I am trying to understand how to calculate the necessary force to start moving a train and I was wondering about the roles of rolling and static friction into the equation. From several sources I read that the rolling friction coefficient is about 0.0015 and the static friction ranges between 0.35 and 0.50 for most trains.

Let's say there is a train with 5 train cars, each weighs 100,000lb. As per my understanding, when a locomotive pulls a train, it does it one car at a time and that is achieved by the joints between the cars being able to expand and contract to alleviate the load on the locomotive when starting to move or when coming to a stop.

Question 1: My current understanding is that the locomotive needs to overcome the static friction of one car at a time, and the rolling friction of the cars that are already in motion. Is this correct?

Question 2: if we assume we have a 5 train car, 0% grade, no other friction forces are acting, how do we calculate the maximum necessary force to get the whole train moving by moving one car at a time?

Based on my current understanding, this is what I came up with:

F = Fs + Fr (where Fs is force necessary to get the 5th car moving, and Fr is the accumulated force necessary to keep the first 4 cars moving)

F = Cs*M + 4 * Cr * M (where Cs is coefficient for static friction, M is the car's mass, and Cr is coefficient for rolling friction)

F = 0.35 * 100,000 + 0.0015 * 100,000 * 4 = 35,000 + 600 = 35,600lbf

Once the whole train is moving, the force necessary to keep it moving is:

F = 0.0015 * 100,000 * 5 = 750lbf

Then say we want to move it at 10mph, the total horsepower needed would be:

Horsepower = 750 * 5280 * 10 / 3600 = 11,000 ft-lbf/s = 20HP

Question 3: how to calculate the total power necessary to bring this train from 0mph to 10mph over a distance of 500ft?
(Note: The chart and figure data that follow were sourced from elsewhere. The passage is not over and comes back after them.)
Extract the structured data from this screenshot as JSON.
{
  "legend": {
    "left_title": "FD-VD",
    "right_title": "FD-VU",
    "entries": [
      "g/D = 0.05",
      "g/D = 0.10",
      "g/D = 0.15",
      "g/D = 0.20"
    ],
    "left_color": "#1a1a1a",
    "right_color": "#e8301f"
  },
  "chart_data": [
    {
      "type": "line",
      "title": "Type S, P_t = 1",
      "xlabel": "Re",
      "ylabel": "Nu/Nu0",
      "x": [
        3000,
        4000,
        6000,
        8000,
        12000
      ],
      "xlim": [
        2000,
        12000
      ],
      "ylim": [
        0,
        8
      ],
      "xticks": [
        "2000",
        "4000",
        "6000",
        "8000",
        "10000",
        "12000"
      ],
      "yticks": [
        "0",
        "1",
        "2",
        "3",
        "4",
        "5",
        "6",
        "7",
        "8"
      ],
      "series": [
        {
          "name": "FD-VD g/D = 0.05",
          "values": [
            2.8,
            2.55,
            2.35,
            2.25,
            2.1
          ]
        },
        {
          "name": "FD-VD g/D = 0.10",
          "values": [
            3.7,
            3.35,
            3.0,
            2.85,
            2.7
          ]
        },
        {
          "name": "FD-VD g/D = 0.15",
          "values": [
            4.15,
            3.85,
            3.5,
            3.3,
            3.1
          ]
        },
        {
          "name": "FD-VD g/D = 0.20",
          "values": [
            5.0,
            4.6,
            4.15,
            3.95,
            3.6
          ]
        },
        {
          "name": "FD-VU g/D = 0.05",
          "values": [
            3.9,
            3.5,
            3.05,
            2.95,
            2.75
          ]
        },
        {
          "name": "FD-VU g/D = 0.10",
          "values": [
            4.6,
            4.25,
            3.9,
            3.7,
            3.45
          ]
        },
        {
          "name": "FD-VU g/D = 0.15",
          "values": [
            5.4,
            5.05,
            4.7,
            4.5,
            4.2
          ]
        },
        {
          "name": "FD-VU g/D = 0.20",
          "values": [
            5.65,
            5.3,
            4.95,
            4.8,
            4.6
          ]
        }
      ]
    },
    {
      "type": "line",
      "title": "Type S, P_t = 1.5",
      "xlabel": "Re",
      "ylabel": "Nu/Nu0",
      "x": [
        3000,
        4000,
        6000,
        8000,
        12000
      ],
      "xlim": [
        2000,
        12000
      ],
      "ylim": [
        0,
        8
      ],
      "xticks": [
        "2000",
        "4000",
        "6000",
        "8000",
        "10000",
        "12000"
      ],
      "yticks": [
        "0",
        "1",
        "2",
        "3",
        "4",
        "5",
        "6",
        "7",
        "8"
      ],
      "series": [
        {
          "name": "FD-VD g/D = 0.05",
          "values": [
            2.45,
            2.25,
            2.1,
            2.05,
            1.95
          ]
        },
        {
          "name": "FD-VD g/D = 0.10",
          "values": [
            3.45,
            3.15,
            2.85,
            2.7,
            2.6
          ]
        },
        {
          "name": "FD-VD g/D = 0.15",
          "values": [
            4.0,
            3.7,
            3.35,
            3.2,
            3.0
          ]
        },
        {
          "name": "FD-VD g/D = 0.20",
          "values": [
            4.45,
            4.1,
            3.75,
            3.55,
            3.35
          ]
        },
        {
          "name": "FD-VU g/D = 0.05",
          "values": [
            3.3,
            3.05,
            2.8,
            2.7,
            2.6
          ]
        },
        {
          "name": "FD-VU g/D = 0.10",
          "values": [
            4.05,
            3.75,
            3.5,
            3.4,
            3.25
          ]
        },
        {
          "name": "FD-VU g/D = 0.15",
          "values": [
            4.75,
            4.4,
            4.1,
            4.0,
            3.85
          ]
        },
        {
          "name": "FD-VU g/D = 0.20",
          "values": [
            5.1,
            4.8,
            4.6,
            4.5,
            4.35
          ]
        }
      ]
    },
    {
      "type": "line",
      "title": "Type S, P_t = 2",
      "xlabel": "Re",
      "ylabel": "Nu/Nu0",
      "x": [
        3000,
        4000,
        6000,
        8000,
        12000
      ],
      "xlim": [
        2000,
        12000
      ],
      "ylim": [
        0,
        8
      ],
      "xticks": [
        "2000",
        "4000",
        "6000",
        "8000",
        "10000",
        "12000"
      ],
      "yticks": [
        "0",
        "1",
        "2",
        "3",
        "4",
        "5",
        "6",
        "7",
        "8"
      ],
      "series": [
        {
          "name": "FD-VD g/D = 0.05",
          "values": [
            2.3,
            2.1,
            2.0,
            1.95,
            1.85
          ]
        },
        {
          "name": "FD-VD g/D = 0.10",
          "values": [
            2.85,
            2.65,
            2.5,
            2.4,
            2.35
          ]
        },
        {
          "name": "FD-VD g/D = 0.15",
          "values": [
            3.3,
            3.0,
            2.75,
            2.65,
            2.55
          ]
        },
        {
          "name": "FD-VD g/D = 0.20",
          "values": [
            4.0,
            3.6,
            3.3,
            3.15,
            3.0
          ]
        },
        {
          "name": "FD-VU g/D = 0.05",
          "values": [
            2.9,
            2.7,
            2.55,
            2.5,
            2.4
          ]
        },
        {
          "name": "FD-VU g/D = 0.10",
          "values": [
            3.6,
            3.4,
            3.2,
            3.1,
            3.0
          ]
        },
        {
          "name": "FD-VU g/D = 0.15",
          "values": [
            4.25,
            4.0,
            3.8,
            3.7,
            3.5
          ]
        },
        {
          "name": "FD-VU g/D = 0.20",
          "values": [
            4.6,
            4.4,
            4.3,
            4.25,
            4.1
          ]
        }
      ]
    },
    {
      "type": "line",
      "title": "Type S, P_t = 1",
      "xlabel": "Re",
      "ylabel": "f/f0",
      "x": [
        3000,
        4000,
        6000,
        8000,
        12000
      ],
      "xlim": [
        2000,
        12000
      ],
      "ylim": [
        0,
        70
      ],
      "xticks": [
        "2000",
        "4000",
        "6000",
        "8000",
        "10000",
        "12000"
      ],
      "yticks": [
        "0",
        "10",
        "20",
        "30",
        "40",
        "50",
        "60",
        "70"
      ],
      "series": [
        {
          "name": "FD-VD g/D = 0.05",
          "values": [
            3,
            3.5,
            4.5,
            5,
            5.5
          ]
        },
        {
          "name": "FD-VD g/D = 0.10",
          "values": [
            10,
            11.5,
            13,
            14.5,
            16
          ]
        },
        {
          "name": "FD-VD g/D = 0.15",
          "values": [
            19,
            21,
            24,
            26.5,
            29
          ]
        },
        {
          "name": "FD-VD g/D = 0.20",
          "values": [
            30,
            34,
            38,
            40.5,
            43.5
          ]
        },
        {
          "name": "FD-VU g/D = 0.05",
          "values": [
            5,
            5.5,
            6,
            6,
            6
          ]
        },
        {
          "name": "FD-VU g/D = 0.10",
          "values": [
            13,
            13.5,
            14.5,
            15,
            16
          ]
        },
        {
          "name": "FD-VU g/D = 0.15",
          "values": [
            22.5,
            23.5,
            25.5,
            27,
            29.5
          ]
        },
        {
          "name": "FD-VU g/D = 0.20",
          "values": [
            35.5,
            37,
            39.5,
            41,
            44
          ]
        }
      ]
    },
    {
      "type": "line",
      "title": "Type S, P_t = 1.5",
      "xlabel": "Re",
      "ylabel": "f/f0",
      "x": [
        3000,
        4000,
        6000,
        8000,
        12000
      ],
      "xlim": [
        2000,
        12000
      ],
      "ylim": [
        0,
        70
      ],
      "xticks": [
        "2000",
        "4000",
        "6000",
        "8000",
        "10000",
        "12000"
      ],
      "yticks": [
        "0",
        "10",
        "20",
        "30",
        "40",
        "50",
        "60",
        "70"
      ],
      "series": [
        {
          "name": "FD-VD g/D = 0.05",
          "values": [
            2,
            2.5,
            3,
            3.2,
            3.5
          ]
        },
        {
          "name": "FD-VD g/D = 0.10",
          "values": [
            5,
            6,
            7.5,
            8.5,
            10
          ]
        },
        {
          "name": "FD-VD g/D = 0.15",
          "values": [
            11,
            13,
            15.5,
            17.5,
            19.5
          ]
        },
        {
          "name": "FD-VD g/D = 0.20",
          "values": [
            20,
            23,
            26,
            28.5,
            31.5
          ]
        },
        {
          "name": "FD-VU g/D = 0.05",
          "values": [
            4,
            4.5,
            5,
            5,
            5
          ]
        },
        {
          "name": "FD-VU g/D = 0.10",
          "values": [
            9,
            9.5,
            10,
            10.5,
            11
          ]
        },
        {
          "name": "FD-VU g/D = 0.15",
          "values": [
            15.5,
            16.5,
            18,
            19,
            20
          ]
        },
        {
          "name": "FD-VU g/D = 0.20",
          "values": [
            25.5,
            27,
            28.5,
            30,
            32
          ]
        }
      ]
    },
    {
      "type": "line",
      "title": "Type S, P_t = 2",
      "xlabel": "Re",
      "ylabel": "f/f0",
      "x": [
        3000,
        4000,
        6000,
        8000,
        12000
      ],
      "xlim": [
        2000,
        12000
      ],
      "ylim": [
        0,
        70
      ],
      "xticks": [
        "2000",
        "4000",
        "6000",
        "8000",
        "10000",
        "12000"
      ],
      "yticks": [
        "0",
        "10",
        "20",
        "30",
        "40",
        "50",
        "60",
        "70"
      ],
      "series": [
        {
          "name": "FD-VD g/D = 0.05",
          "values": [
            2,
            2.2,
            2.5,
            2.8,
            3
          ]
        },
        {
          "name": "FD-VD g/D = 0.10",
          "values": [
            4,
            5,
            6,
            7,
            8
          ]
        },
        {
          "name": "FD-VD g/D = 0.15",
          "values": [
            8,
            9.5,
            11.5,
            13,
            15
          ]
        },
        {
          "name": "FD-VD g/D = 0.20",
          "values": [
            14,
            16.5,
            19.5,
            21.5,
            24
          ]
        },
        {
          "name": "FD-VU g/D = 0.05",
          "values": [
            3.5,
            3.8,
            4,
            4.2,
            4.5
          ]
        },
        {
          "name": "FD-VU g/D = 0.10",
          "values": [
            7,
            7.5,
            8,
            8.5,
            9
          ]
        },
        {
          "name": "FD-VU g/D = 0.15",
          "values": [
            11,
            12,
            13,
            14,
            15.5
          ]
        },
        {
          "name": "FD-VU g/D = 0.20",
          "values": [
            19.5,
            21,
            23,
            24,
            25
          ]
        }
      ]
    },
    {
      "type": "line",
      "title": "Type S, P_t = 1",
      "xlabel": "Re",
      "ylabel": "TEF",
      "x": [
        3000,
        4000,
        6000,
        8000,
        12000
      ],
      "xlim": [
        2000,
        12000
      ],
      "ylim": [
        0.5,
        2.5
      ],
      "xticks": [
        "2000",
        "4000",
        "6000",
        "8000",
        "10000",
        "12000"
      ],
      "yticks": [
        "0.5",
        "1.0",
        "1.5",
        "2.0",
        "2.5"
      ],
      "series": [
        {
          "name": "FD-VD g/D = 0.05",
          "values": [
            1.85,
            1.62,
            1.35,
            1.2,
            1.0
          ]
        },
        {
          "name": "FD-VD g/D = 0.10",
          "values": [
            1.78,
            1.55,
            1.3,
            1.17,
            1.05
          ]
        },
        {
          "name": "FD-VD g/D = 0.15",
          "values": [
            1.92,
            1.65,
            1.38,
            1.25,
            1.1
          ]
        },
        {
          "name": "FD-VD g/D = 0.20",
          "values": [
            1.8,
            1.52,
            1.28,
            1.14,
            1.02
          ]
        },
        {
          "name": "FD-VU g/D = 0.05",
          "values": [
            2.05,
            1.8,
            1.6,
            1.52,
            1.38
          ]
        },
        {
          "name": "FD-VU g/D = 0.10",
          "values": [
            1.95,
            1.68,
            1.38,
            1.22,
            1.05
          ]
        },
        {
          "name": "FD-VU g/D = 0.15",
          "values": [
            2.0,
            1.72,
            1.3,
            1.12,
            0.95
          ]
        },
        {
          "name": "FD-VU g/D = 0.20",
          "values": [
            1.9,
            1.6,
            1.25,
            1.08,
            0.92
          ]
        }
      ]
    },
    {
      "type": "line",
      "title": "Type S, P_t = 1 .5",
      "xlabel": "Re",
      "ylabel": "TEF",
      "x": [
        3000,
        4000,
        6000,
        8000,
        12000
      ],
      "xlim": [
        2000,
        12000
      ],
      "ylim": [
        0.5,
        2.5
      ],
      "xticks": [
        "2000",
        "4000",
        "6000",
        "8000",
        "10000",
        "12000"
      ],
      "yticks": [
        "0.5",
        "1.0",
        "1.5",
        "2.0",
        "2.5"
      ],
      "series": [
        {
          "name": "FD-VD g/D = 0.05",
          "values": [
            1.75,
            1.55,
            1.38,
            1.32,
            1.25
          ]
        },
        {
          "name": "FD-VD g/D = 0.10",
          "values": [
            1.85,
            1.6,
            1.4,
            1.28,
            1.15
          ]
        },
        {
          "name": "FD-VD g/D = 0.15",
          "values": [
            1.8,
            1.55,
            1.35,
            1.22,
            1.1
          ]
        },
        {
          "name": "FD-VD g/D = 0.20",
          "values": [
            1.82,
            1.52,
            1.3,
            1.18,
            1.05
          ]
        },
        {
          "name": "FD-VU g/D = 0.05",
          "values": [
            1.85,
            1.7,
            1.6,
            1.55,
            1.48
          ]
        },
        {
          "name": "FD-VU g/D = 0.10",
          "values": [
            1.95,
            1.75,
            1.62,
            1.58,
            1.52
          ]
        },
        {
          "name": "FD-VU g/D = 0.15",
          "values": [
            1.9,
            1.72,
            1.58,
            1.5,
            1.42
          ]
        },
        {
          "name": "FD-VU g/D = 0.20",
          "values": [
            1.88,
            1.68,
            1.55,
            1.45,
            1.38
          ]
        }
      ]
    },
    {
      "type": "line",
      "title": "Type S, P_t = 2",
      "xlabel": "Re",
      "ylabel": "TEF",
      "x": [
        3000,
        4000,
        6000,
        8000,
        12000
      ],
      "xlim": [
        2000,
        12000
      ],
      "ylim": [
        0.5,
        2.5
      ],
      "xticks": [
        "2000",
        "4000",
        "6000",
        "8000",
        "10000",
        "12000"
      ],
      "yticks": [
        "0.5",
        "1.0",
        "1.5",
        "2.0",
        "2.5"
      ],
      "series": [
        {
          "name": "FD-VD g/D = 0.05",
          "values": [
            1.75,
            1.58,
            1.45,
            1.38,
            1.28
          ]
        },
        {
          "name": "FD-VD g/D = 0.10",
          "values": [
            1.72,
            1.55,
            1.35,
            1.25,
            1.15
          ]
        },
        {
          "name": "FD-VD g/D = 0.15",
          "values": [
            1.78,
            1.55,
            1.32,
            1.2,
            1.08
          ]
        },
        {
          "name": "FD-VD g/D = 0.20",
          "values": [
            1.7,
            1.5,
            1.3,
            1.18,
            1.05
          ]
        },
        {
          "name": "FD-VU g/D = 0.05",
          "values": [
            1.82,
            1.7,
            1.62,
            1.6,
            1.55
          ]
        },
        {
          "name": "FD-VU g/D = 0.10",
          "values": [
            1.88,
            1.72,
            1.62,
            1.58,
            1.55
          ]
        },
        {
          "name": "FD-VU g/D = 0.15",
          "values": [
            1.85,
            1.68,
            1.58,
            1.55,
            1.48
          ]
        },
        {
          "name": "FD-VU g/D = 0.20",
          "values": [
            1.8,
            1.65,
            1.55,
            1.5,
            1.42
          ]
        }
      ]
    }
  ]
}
How do I factor in the inertia into the equation?

Answer 1

To question one, yes your reasoning here is correct.

To question two, the frictional force is given by $F=C_s\cdot N$ for static friction and $F=C_r\cdot N$ for rolling respectively, where $N$ is the normal force. The normal force is such that $N=M\cdot g$, where $g$ is the magnitude of the gravitational acceleration given as $32ft/s^2$ in the imperial units. So your calculations look ok except for you do not include the weight of your cars, only their mass. Be sure to bring in the factor $g$, e.g. $F_s=C_s\cdot M\cdot 32ft/s^2$ and similarly for the rolling term.

To question three, you have not given enough information to calculate it, e.g. you can calculate the work required via the work energy theorem, however, you do not specify the time over which the acceleration will be accomplished. Obviously getting the train from zero to ten miles per hour in three seconds takes alot more power then getting it there over an hour. So if you knew how fast you wanted to accomplish the job, then the by the work energy theorem the work done is equal to the change in kinetic energy which is in this case: ${1\over 2}MV^2$, so multiply by the factor of time to get the horsepower, keeping in mind all the correct units.